À propos de la visite du Premier ministre de la République populaire de Chine
Jérôme Fourel (92), Yi-Jun YAO (97), Xiaolong KONG (97), pour le groupe X‑Asie
LA VISITE du Premier ministre chinois a été une opportunité rare pour renforcer les liens entre notre École et la Chine : via la signature de partenariats avec les universités de Tsinghua, Fudan et Shandong ; via les retombées médiatiques en Chine de cet événement, la presse chinoise parle ainsi de l’École comme “ une institution prestigieuse vieille de deux cents ans, où la moitié des grands dirigeants français sont formés…” Concernant la communauté polytechnicienne chinoise, il y a eu historiquement trois principales “ générations ” de polytechniciens chinois : a) d’abord dans les années 1920, où une partie significative des (futures) élites chinoises ont été formées en France ; b) à la fin des années 1970, au moment de l’ouverture de la Chine, 200 jeunes chinois ont été sélectionnés par leur gouvernement pour venir suivre en France les classes préparatoires ; une dizaine d’entre eux ont réussi le concours d’admission de l’X ; c) depuis l’ouverture à l’international du concours voie B en 1996, l’École a recruté directement des candidats d’origine non francophone. Les premiers candidats chinois ont été admis en 1997.
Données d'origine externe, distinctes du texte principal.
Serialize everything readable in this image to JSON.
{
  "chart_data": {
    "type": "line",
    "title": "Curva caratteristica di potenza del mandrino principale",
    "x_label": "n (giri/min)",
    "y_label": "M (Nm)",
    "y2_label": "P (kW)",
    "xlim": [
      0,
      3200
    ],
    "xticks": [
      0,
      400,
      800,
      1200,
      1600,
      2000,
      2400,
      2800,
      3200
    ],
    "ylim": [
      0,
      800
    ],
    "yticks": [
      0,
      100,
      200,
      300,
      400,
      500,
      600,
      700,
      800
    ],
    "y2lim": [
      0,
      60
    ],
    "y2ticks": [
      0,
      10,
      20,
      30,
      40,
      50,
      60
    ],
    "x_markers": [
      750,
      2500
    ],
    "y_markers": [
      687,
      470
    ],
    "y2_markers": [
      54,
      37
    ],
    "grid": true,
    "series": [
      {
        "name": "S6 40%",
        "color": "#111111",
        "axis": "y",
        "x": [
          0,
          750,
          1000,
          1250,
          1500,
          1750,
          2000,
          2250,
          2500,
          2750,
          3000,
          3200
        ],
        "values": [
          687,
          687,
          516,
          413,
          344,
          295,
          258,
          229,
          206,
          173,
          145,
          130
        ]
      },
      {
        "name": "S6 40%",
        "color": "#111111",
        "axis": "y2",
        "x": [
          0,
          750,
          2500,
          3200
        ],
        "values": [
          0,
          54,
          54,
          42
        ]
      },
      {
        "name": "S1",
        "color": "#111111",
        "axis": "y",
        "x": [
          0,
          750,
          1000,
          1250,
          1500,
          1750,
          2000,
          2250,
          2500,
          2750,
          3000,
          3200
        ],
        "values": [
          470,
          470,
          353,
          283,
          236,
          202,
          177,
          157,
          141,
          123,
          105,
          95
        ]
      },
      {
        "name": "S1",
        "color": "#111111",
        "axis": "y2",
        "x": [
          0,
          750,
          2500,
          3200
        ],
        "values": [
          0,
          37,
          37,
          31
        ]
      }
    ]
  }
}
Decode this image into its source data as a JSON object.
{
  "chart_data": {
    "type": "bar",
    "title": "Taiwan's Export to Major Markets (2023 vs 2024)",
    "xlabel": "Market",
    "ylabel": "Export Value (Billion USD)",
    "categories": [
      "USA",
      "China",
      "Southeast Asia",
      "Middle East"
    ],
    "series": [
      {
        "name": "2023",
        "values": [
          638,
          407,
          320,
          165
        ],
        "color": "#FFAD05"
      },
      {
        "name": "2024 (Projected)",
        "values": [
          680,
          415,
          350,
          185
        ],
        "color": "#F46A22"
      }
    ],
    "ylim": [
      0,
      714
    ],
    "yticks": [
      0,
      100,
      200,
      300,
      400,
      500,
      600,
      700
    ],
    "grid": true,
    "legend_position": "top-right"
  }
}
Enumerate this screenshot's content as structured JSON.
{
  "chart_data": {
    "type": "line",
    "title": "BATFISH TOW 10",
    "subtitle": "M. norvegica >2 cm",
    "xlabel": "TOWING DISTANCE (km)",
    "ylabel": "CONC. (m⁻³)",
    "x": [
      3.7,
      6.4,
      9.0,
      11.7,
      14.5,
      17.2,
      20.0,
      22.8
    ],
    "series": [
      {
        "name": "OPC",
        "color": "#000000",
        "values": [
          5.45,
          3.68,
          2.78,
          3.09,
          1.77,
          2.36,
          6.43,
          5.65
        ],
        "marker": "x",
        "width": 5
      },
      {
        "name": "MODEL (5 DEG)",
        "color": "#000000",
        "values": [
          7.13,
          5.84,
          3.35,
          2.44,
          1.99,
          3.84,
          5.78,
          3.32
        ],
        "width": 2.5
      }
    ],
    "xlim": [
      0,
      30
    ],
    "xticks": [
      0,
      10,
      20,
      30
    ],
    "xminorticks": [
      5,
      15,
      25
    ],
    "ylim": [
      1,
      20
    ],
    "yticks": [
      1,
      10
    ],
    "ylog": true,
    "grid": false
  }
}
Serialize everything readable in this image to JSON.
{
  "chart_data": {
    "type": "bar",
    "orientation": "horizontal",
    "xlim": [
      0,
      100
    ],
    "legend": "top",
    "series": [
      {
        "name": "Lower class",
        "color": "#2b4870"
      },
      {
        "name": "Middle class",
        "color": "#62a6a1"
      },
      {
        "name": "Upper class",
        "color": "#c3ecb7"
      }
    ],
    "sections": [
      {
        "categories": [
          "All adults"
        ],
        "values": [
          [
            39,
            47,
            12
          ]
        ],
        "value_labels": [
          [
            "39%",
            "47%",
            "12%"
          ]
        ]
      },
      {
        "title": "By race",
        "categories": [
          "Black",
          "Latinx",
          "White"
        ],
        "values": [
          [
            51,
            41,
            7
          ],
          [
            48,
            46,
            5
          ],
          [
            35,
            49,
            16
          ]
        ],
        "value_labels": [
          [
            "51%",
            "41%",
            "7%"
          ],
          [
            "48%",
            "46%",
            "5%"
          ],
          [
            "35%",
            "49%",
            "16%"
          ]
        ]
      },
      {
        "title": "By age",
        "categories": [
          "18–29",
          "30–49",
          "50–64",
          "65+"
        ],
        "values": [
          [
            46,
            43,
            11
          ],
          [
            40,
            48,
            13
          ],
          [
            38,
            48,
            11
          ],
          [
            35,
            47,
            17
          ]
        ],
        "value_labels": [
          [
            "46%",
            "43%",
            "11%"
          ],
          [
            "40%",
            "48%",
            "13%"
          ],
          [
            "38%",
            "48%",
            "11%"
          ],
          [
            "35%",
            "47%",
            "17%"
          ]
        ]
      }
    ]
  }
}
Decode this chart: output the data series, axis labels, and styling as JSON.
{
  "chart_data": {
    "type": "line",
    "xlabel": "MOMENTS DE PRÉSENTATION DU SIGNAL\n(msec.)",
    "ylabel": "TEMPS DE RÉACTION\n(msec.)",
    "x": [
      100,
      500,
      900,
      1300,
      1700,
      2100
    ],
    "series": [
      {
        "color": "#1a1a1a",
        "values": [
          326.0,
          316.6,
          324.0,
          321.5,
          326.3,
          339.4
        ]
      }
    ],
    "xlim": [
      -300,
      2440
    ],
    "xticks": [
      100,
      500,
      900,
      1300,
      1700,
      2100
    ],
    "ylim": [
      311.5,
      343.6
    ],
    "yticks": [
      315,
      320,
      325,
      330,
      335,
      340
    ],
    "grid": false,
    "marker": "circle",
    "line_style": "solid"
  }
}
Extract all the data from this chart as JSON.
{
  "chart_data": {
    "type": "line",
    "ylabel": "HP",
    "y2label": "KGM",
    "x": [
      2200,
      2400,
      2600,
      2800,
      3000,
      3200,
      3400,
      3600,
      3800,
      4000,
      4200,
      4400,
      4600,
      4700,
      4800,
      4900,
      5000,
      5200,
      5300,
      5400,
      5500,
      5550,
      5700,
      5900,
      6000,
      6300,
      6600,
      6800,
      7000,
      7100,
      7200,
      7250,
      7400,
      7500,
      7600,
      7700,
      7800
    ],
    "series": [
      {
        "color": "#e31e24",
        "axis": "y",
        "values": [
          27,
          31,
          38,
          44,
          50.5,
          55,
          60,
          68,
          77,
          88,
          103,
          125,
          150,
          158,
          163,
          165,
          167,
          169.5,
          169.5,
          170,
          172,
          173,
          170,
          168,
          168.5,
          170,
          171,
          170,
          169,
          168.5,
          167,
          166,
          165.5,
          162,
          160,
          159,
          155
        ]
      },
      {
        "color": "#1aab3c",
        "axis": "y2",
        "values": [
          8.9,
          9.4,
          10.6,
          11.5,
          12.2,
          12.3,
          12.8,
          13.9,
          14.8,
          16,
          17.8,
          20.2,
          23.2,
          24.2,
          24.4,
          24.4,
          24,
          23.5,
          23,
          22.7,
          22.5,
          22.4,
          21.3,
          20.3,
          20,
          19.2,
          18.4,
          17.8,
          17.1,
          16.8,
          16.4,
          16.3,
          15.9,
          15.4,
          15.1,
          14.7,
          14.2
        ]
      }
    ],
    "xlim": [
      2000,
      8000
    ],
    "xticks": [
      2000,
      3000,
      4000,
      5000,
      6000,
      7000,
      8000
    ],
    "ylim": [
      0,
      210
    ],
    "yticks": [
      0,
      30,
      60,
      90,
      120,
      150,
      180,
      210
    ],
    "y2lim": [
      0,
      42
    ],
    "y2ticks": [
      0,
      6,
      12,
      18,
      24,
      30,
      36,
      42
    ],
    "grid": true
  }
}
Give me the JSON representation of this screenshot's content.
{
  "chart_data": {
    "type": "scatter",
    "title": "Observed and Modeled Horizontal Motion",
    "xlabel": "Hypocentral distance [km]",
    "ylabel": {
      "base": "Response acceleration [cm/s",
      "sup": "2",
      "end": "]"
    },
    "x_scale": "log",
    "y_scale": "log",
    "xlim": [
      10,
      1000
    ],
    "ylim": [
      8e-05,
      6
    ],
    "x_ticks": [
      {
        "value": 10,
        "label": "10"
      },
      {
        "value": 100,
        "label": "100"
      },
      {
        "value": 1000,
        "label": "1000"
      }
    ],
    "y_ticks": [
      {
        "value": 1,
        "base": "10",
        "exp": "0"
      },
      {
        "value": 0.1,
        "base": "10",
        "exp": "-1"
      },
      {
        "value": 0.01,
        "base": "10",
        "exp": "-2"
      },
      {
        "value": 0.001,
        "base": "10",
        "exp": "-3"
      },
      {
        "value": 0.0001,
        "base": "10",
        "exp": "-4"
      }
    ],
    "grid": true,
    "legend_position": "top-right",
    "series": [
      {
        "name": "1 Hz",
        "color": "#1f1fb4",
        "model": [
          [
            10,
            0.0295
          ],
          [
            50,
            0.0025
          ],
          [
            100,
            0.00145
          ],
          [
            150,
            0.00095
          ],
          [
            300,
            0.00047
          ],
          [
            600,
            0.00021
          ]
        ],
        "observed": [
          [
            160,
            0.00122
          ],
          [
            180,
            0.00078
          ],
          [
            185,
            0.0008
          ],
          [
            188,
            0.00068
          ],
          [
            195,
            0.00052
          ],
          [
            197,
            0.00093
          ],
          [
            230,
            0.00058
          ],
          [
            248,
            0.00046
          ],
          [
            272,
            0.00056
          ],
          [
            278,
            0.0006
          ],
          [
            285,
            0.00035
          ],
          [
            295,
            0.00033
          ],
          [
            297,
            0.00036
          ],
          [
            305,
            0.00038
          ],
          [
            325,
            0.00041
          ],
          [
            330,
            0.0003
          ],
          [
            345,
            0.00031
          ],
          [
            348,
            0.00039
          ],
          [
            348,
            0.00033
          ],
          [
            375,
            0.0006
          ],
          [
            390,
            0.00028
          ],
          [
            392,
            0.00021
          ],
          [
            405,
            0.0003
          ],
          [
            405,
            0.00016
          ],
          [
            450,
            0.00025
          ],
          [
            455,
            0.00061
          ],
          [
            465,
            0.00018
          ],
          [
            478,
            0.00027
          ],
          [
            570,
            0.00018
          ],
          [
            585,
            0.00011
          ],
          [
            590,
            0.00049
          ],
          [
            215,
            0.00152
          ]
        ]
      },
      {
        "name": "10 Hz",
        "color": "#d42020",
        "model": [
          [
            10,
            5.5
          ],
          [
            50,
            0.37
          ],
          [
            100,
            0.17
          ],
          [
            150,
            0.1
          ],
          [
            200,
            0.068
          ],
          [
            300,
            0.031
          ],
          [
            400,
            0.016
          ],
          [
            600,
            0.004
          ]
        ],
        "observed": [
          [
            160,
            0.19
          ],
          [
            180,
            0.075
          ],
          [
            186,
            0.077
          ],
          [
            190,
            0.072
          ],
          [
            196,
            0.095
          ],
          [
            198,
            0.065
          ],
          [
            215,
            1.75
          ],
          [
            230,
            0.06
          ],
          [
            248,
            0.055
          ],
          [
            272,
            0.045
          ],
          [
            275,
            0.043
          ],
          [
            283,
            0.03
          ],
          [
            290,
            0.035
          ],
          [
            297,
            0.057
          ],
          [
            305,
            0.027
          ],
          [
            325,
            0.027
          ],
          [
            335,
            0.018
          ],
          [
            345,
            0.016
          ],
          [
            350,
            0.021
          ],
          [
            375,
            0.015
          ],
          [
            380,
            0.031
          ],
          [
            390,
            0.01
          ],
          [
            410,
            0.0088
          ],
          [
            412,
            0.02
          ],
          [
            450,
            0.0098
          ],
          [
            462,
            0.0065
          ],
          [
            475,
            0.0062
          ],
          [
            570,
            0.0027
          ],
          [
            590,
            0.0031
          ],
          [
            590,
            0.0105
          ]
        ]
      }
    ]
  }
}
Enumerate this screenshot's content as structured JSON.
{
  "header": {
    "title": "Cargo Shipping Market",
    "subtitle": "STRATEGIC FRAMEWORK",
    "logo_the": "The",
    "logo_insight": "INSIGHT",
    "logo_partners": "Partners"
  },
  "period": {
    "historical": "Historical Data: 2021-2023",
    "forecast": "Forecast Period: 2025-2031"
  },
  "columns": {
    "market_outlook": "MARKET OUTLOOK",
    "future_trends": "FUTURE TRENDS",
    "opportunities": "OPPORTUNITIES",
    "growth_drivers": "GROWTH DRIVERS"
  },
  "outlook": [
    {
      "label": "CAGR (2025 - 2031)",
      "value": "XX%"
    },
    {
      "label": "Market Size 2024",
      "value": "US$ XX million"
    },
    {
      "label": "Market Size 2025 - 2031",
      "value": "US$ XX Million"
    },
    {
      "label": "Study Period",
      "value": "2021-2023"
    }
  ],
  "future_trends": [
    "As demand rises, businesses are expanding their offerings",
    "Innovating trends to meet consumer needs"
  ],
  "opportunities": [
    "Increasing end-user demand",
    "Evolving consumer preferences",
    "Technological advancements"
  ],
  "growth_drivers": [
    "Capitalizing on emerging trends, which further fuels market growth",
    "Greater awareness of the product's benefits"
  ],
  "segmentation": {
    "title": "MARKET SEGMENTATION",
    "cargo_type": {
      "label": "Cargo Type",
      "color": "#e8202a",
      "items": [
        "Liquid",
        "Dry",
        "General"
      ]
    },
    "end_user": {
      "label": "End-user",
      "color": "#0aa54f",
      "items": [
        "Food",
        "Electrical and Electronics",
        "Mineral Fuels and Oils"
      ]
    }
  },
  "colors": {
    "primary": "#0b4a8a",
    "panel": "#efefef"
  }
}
L’on constate depuis une hausse considérable du nombre de candidats (et donc d’élèves) chinois, et plus de 10 élèves chinois par promotion depuis 2003. Il y a actuellement une quarantaine d’élèves chinois sur le campus (dans le cycle polytechnicien, et en formation doctorale) et le nombre total des élèves et des anciens atteindra bientôt 100. La plupart des polytechniciens chinois ont l’intention de développer une carrière biculturelle franco-chinoise, et ils joueront sans doute un rôle important dans les relation entre nos deux pays.
La visite du 6 décembre a permis de resserrer les liens entre la vingtaine d’anciens élèves et les élèves chinois et nos camarades sinophiles dont plusieurs partiront en 2006 en formation en Chine, notamment à Tsinghua.
Par ailleurs M. WEN Jiabao a prononcé lors de son discours oral quelques messages très importants :
“ Je suis de très bonne humeur car j’aime rencontrer des jeunes très dynamiques qui représentent l’avenir du monde ” ;
“ L’échange d’étudiants est une affaire significative, encore plus importante que l’achat de 150 Airbus ” ;
“ Si la coopération économique entre nos pays représente le présent, la coopération culturelle représente le futur ” ;
Enfin, il a oralement proposé que “ 400 jeunes [camarades] français viennent en Chine l’an prochain ”, message qui n’est pas tombé dans l’oreille d’un sourd.
Nous espérons tous qu’un tel appel sera entendu par la communauté polytechnicienne, et que (peut-être) un grand événement pourra être organisé fin 2006 à Beijing, réunissant tous nos jeunes camarades, nos camarades chinois et sinophiles, et nos “ Grands Anciens ”.